A ce moment sombre de son histoire où l’Etat a complètement disparu, la Centrafrique peut-elle se permettre le luxe de commémorer la journée internationale de la démocratie alors que ce terme est devenu incongru dans le vocabulaire centrafricain ?
La démocratie selon la célèbre définition de l’ancien président américain Abraham LINCOLN est « le gouvernement du peuple par le peuple et pour le peuple ». Une acception qui ne laisse pas de place à la confusion : c’est-à-dire qu’il ressort clairement de la pensée de cet homme politique que dans un régime dit démocratique, c’est le peuple qui choisit son gouvernement. Ici, il faut lever une équivoque pratique : c’est le peuple qui jette son dévolu sur l’homme ou la femme d’Etat qu’il choisit librement à l’occasion des consultations populaires ou des élections transparentes et crédibles. Et celui-ci, une fois élu est chargé de nommer discrétionnairement, et non pas arbitrairement, sur des critères de compétence celui à qui il confie la charge du gouvernement pour exécuter le programme sur lequel le chef de l’Etat a été élu.
Au deuxième niveau de la définition, ce gouvernement du peuple se doit de répondre aux besoins du peuple en termes de bonne gouvernance, en faisant prévaloir l’intérêt général et non catégoriel. C’est à ce niveau également qu’il faut rendre compte du fait que dans un régime démocratique, le gouvernement du peuple, met l’ensemble des citoyens selon le niveau de leur participation au courant des grandes décisions qui concernent la vie de la Nation tout entière.
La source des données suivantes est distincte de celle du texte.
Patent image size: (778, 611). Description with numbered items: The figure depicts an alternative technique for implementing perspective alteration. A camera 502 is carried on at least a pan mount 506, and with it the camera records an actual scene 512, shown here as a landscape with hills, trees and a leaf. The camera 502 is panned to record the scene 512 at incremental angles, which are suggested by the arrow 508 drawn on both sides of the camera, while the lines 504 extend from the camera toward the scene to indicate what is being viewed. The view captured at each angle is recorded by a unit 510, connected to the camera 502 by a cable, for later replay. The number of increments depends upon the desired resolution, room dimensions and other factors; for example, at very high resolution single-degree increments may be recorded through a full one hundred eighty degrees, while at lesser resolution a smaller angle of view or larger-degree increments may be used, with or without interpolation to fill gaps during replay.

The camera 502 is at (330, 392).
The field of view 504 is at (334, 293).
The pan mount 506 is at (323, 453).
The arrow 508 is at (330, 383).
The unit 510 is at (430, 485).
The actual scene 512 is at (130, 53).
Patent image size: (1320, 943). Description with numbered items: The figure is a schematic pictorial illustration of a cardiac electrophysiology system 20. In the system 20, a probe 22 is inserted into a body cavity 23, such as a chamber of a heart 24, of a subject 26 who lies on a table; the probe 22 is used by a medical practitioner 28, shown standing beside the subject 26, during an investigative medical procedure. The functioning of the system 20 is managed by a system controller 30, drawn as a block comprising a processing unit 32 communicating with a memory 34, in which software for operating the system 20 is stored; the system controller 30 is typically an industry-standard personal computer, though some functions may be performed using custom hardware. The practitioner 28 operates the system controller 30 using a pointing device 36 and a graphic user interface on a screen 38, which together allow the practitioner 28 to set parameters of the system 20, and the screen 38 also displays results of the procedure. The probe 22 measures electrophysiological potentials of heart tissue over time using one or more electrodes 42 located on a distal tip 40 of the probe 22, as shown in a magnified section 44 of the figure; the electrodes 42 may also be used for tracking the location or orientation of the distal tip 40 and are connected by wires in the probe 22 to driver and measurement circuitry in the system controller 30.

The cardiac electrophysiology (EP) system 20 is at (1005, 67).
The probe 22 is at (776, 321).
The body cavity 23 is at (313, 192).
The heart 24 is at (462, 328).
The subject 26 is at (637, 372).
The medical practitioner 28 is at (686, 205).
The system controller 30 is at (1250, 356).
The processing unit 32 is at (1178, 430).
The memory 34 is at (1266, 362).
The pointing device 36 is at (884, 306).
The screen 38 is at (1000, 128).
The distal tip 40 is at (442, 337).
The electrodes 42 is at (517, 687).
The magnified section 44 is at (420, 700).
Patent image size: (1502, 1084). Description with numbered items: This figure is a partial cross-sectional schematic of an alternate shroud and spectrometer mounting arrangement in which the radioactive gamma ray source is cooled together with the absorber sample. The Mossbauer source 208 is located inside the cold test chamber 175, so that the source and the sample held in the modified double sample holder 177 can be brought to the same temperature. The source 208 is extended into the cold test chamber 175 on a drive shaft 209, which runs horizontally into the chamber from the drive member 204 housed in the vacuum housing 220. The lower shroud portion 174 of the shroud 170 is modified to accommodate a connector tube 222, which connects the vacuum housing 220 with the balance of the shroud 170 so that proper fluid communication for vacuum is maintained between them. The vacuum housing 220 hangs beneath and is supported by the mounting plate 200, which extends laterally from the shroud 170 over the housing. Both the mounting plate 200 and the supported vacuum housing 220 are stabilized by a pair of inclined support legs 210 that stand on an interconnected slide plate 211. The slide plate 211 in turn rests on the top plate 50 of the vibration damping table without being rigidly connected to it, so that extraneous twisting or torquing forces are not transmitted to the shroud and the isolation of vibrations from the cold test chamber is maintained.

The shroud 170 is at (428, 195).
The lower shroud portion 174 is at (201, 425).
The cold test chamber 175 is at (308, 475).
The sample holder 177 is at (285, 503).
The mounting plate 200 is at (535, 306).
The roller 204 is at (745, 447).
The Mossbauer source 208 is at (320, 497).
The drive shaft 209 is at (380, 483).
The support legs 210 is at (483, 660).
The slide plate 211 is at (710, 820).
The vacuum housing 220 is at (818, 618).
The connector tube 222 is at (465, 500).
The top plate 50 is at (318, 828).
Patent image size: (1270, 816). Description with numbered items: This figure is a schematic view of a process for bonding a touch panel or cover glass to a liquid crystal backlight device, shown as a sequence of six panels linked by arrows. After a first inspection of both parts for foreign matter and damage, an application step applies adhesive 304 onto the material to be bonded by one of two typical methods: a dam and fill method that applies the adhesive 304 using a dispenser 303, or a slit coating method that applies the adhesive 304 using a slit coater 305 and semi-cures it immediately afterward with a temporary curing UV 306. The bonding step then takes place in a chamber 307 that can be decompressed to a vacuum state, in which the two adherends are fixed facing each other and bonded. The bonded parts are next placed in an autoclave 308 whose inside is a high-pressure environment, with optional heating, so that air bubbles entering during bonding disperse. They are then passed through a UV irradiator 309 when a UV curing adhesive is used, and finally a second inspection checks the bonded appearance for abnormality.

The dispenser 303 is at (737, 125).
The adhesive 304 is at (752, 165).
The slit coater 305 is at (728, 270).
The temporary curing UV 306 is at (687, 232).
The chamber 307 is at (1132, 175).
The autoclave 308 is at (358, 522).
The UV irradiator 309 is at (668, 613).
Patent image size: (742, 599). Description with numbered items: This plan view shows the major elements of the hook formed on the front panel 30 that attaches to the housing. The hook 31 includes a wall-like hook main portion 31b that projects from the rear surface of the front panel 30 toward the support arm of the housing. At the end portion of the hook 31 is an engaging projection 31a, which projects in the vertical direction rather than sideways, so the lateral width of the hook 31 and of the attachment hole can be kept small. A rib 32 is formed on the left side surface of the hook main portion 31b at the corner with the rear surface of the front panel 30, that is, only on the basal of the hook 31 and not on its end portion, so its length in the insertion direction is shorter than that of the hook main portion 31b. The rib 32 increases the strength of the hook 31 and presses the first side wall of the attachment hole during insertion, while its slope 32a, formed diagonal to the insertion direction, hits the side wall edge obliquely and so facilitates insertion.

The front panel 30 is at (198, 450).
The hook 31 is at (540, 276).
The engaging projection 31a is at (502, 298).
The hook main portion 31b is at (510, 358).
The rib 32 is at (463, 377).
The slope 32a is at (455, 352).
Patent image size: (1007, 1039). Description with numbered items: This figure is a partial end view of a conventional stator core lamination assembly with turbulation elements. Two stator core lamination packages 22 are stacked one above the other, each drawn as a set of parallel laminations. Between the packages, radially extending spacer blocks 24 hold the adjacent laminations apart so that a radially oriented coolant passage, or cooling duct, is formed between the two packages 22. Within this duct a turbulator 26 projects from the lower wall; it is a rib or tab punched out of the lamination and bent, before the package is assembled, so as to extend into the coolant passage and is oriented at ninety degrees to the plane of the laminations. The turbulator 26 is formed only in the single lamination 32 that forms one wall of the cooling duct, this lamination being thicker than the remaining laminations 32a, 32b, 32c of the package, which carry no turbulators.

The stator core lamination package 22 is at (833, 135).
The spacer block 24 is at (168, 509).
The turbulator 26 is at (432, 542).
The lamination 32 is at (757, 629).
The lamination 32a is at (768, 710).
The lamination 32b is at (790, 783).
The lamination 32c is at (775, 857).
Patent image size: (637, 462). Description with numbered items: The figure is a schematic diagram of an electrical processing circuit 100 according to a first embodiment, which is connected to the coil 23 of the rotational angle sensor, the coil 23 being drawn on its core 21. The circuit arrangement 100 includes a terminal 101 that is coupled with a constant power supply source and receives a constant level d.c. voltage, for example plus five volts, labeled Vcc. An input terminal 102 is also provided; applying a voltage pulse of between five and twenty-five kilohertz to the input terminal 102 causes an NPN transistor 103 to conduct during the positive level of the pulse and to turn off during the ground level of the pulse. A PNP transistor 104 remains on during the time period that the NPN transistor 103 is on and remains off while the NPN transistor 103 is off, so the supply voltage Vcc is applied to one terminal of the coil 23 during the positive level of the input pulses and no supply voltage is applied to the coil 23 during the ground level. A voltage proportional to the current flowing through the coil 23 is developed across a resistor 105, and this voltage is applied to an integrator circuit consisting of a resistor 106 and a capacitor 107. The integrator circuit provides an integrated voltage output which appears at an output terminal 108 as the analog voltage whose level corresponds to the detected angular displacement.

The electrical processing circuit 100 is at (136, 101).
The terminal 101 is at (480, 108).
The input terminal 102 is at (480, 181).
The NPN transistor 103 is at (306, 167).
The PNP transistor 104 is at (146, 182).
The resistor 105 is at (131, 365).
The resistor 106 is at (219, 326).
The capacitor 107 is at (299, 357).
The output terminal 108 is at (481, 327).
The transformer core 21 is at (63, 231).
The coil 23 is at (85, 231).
Et cela passe par l’initiation à tous les niveaux de la vie sociale, culturelle et politique des débats citoyens constructifs, desquels vont sortir des points de vue contradictoires, qui, lorsqu’ils sont bien analysés, conduisent à des décisions, dans lesquelles le grand nombre de citoyens, le peuple, la Nation tout entière se reconnaissent. Cela a la vertu de ne point ériger en règle, la politique d’exclusion qui frustre et réduit le cercle de la gestion du pouvoir, prémices de crises sociales diverses.
Or, ce qui reste de l’Etat centrafricain aujourd’hui est loin de rassembler tous ces ingrédients démocratiques que nous avons partiellement évoqués plus haut. Pour commencer, il n’y a pas à ce jour un régime politique en Centrafrique : il y a au contraire une transition, qui ne peut jamais être démocratique, parce que non reconnue par l’ensemble des citoyens qui ne s’y reconnaissent pas. Les forces politiques de l’opposition sont réduites à des activités temporaires de prises de position, et les organisations de la société civile condamnées à des réclamations qui ne sont pas toujours prises en compte par les autorités de transition. Aussi, le triumvirat de la transition ne s’encombre pas de coups bas, pour tenter de renforcer, de conforter ses positions par rapport aux autres. Tout cela fait que celui qui accorde la légitimité, c’est-à-dire le peuple est muselé, et pour s’exprimer, il se retrouve à ne parler qu’avec le langage des armes avec toutes les conséquences que cela infère.
Pis encore, la thématique sur laquelle la journée internationale de la Démocratie a été commémorée cette année met un accent particulier sur la place de la jeunesse dans le jeu démocratique en tant qu’avenir de la Nation. Dès lors, aussi bien la thématique que le contexte même dans lequel la célébration s’est déroulée en Centrafrique sont non seulement paradoxalement dichotomiques mais plus encore incompatibles avec la réalité centrafricaine. Il est certes vrai que la crise a trop souvent servi de bouc émissaire pour expliquer le naufrage démocratique que le pays a connu, mais il ne faut oublier que les citoyens centrafricains, par les choix politiques qui ont été opérés depuis des décennies, ont perdu la culture démocratique depuis fort longtemps.